Drug self-administration in head-restrained mice for simultaneous multiphoton imaging

Multiphoton microscopy is one of several new technologies providing unprecedented insight into the activity dynamics and function of neural circuits. Unfortunately, many of these technologies require experimentation in head-restrained animals, greatly limiting the behavioral repertoire that can be studied with each approach. This issue is especially evident in drug addiction research, as no laboratories have coupled multiphoton microscopy with simultaneous intravenous drug self-administration, the gold standard of behavioral paradigms for investigating the neural mechanisms of drug addiction. Such experiments would be transformative for addiction research as one could measure or perturb an array of behavior and drug-related adaptations in precisely defined neural circuit elements over time, including but not limited to dendritic spine plasticity, neurotransmitter release, and neuronal activity.
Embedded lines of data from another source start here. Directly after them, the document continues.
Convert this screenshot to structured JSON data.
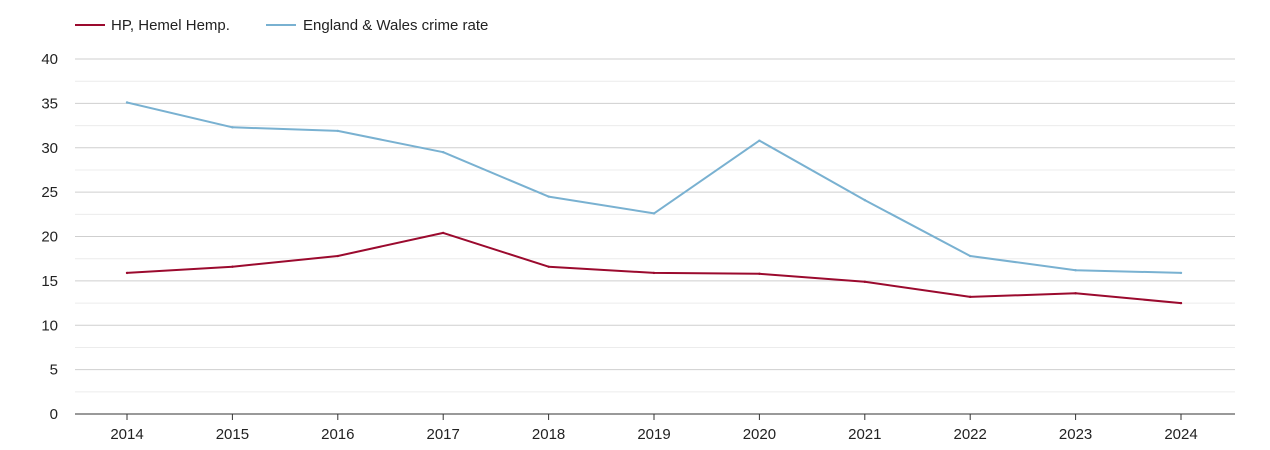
{
  "chart_data": {
    "type": "line",
    "x": [
      "2014",
      "2015",
      "2016",
      "2017",
      "2018",
      "2019",
      "2020",
      "2021",
      "2022",
      "2023",
      "2024"
    ],
    "series": [
      {
        "name": "HP, Hemel Hemp.",
        "color": "#9b0a2e",
        "values": [
          15.9,
          16.6,
          17.8,
          20.4,
          16.6,
          15.9,
          15.8,
          14.9,
          13.2,
          13.6,
          12.5
        ]
      },
      {
        "name": "England & Wales crime rate",
        "color": "#79b1d1",
        "values": [
          35.1,
          32.3,
          31.9,
          29.5,
          24.5,
          22.6,
          30.8,
          24.1,
          17.8,
          16.2,
          15.9
        ]
      }
    ],
    "ylim": [
      0,
      40
    ],
    "yticks": [
      "0",
      "5",
      "10",
      "15",
      "20",
      "25",
      "30",
      "35",
      "40"
    ],
    "title": "",
    "xlabel": "",
    "ylabel": "",
    "grid": true,
    "legend": "top-left"
  }
}
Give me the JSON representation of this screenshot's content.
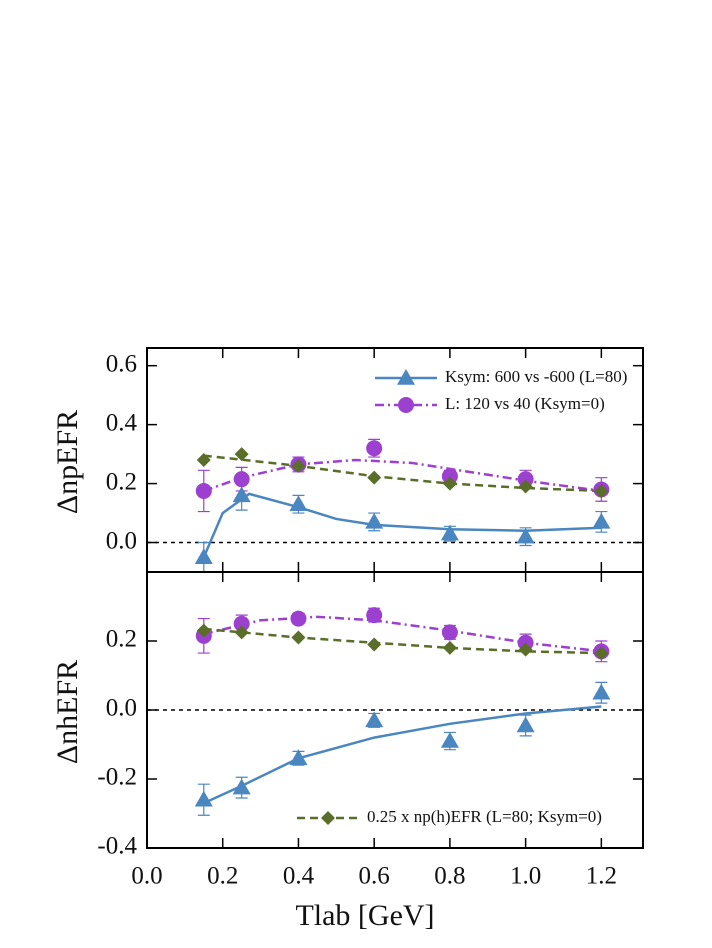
{
  "chart_data": [
    {
      "type": "line",
      "ylabel": "ΔnpEFR",
      "legend": "upper right",
      "zero_line": 0,
      "x": [
        0.15,
        0.25,
        0.4,
        0.6,
        0.8,
        1.0,
        1.2
      ],
      "xlim": [
        0,
        1.31
      ],
      "xticks": [
        {
          "value": 0,
          "label": "0.0"
        },
        0.2,
        0.4,
        0.6,
        0.8,
        {
          "value": 1,
          "label": "1.0"
        },
        1.2
      ],
      "ylim": [
        -0.1,
        0.66
      ],
      "yticks": [
        {
          "value": 0,
          "label": "0.0"
        },
        0.2,
        0.4,
        0.6
      ],
      "series": [
        {
          "name": "Ksym: 600 vs -600 (L=80)",
          "color": "#4a86c0",
          "marker": "triangle",
          "line_style": "solid",
          "values": [
            -0.05,
            0.16,
            0.13,
            0.07,
            0.03,
            0.02,
            0.07
          ],
          "errors": [
            0.05,
            0.05,
            0.03,
            0.03,
            0.025,
            0.03,
            0.035
          ],
          "fit": {
            "x": [
              0.15,
              0.2,
              0.27,
              0.4,
              0.5,
              0.6,
              0.8,
              1.0,
              1.2
            ],
            "values": [
              -0.05,
              0.1,
              0.165,
              0.12,
              0.08,
              0.06,
              0.045,
              0.04,
              0.05
            ]
          }
        },
        {
          "name": "L: 120 vs 40 (Ksym=0)",
          "color": "#9b40cf",
          "marker": "circle",
          "line_style": "dashdot",
          "values": [
            0.175,
            0.215,
            0.265,
            0.32,
            0.225,
            0.215,
            0.18
          ],
          "errors": [
            0.07,
            0.04,
            0.025,
            0.03,
            0.02,
            0.03,
            0.04
          ],
          "fit": {
            "x": [
              0.15,
              0.25,
              0.4,
              0.55,
              0.7,
              0.8,
              1.0,
              1.2
            ],
            "values": [
              0.175,
              0.22,
              0.265,
              0.28,
              0.27,
              0.25,
              0.21,
              0.175
            ]
          }
        },
        {
          "color": "#5a6e2a",
          "marker": "diamond",
          "line_style": "dashed",
          "values": [
            0.28,
            0.3,
            0.26,
            0.22,
            0.2,
            0.19,
            0.175
          ],
          "fit": {
            "x": [
              0.15,
              0.4,
              0.6,
              0.8,
              1.0,
              1.2
            ],
            "values": [
              0.295,
              0.26,
              0.225,
              0.2,
              0.185,
              0.175
            ]
          }
        }
      ]
    },
    {
      "type": "line",
      "ylabel": "ΔnhEFR",
      "xlabel": "Tlab [GeV]",
      "legend": "lower right",
      "zero_line": 0,
      "x": [
        0.15,
        0.25,
        0.4,
        0.6,
        0.8,
        1.0,
        1.2
      ],
      "xlim": [
        0,
        1.31
      ],
      "xticks": [
        {
          "value": 0,
          "label": "0.0"
        },
        0.2,
        0.4,
        0.6,
        0.8,
        {
          "value": 1,
          "label": "1.0"
        },
        1.2
      ],
      "ylim": [
        -0.4,
        0.4
      ],
      "yticks": [
        -0.4,
        -0.2,
        {
          "value": 0,
          "label": "0.0"
        },
        0.2
      ],
      "series": [
        {
          "color": "#4a86c0",
          "marker": "triangle",
          "line_style": "solid",
          "values": [
            -0.26,
            -0.225,
            -0.14,
            -0.03,
            -0.09,
            -0.045,
            0.05
          ],
          "errors": [
            0.045,
            0.03,
            0.02,
            0.02,
            0.025,
            0.03,
            0.03
          ],
          "fit": {
            "x": [
              0.15,
              0.25,
              0.4,
              0.6,
              0.8,
              1.0,
              1.2
            ],
            "values": [
              -0.27,
              -0.22,
              -0.14,
              -0.08,
              -0.04,
              -0.01,
              0.01
            ]
          }
        },
        {
          "color": "#9b40cf",
          "marker": "circle",
          "line_style": "dashdot",
          "values": [
            0.215,
            0.25,
            0.265,
            0.275,
            0.225,
            0.195,
            0.17
          ],
          "errors": [
            0.05,
            0.025,
            0.015,
            0.02,
            0.02,
            0.025,
            0.03
          ],
          "fit": {
            "x": [
              0.15,
              0.3,
              0.45,
              0.6,
              0.8,
              1.0,
              1.2
            ],
            "values": [
              0.22,
              0.26,
              0.27,
              0.26,
              0.23,
              0.195,
              0.17
            ]
          }
        },
        {
          "name": "0.25 x np(h)EFR (L=80; Ksym=0)",
          "color": "#5a6e2a",
          "marker": "diamond",
          "line_style": "dashed",
          "values": [
            0.23,
            0.225,
            0.21,
            0.19,
            0.18,
            0.175,
            0.165
          ],
          "fit": {
            "x": [
              0.15,
              0.4,
              0.6,
              0.8,
              1.0,
              1.2
            ],
            "values": [
              0.235,
              0.21,
              0.195,
              0.18,
              0.17,
              0.165
            ]
          }
        }
      ]
    }
  ]
}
Here, we describe a new experimental assay wherein mice self-administer drugs of abuse while head-restrained, allowing for simultaneous multiphoton imaging. We demonstrate that this approach enables longitudinal tracking of activity in single neurons from the onset of drug use to relapse. The assay can be easily replicated by interested labs for relatively little cost with readily available materials and can provide unprecedented insight into the neural underpinnings of substance use disorder. ### Competing Interest Statement The authors have declared no competing interest.